Di Jepang sering juga ditemukan beribu-ribu burung bangau yang dibuat dalam seuntai benang dan sering ditempati di tempat-tempat tertentu seperti di kuil-kuil dan wihara sebagai permohonan dan permintaan. Seuntai burung bangau ini dibuat pada waktu adanya kesedihan, kehilangan atau juga kepada orang yang sebagai lambang permohonan untuk mendapatkan kesembuhan dari penyakit yang diderita. Akan tetapi, ada pula yang membuat seuntai burung bangau ini dengan tujuan agar diberi kemenangan dalam perlombaan.

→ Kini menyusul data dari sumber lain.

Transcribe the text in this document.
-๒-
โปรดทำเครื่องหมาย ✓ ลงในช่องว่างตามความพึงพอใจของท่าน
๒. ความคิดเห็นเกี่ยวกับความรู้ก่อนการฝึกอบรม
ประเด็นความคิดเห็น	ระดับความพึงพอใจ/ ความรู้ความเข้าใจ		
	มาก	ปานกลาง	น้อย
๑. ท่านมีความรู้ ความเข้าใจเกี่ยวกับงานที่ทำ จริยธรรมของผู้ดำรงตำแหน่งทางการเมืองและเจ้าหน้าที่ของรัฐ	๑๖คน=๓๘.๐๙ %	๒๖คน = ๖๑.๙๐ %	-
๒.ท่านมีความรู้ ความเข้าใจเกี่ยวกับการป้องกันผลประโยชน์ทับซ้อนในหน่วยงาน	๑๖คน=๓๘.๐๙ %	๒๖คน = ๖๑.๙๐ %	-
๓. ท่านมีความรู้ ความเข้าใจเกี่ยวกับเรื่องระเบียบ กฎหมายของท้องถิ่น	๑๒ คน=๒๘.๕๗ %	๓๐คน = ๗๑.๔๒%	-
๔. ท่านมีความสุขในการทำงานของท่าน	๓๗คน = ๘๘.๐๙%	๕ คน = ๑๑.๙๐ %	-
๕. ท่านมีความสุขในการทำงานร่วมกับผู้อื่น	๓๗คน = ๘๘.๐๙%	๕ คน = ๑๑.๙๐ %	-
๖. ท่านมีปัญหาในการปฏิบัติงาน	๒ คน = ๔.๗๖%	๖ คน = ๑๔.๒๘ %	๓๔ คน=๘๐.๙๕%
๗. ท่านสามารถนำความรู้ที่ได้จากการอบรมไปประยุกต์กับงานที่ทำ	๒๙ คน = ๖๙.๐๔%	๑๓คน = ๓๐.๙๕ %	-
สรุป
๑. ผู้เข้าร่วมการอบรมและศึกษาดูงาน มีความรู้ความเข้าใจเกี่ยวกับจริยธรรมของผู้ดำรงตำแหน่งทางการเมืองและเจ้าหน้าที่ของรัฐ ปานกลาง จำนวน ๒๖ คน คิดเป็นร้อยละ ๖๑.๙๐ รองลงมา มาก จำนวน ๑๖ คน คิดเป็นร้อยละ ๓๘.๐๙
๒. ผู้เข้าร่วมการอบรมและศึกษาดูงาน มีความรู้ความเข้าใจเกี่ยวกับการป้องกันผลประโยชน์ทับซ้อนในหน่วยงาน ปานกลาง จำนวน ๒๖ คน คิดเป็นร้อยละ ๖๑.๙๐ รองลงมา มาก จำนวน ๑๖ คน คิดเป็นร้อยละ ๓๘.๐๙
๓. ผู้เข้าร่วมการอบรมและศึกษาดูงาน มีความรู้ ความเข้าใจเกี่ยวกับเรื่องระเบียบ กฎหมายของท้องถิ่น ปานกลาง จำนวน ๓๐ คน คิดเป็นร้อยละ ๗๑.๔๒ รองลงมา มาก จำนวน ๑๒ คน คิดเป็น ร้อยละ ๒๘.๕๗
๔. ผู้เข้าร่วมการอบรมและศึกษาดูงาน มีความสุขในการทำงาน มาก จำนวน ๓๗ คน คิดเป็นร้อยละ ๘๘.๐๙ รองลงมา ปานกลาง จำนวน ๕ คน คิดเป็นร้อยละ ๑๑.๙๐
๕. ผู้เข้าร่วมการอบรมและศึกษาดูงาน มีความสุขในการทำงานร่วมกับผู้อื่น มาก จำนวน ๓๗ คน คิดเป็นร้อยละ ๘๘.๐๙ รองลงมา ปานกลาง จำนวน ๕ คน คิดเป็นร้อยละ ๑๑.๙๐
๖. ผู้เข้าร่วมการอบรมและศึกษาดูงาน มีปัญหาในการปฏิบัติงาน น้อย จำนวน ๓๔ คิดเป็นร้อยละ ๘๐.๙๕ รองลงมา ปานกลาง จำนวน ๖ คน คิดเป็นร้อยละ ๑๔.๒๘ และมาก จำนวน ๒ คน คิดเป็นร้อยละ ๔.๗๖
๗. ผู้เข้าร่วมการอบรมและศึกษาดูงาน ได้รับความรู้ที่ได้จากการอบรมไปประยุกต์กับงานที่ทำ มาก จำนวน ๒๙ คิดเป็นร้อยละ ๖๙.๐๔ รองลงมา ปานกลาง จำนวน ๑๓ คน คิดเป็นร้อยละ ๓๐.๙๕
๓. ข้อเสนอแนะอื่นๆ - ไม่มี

Biasanya, yang membuat seuntai origami burung bangau tersebut adalah para pendukung suatu tim pada suatu cabang olahraga. Mereka membuatnya dan kemudian menggantungnya di pagar yang berada di pinggir lapangan dekat tempat duduk penonton pada saat pertandingan dengan harapan tim yang mereka dukung akan menang.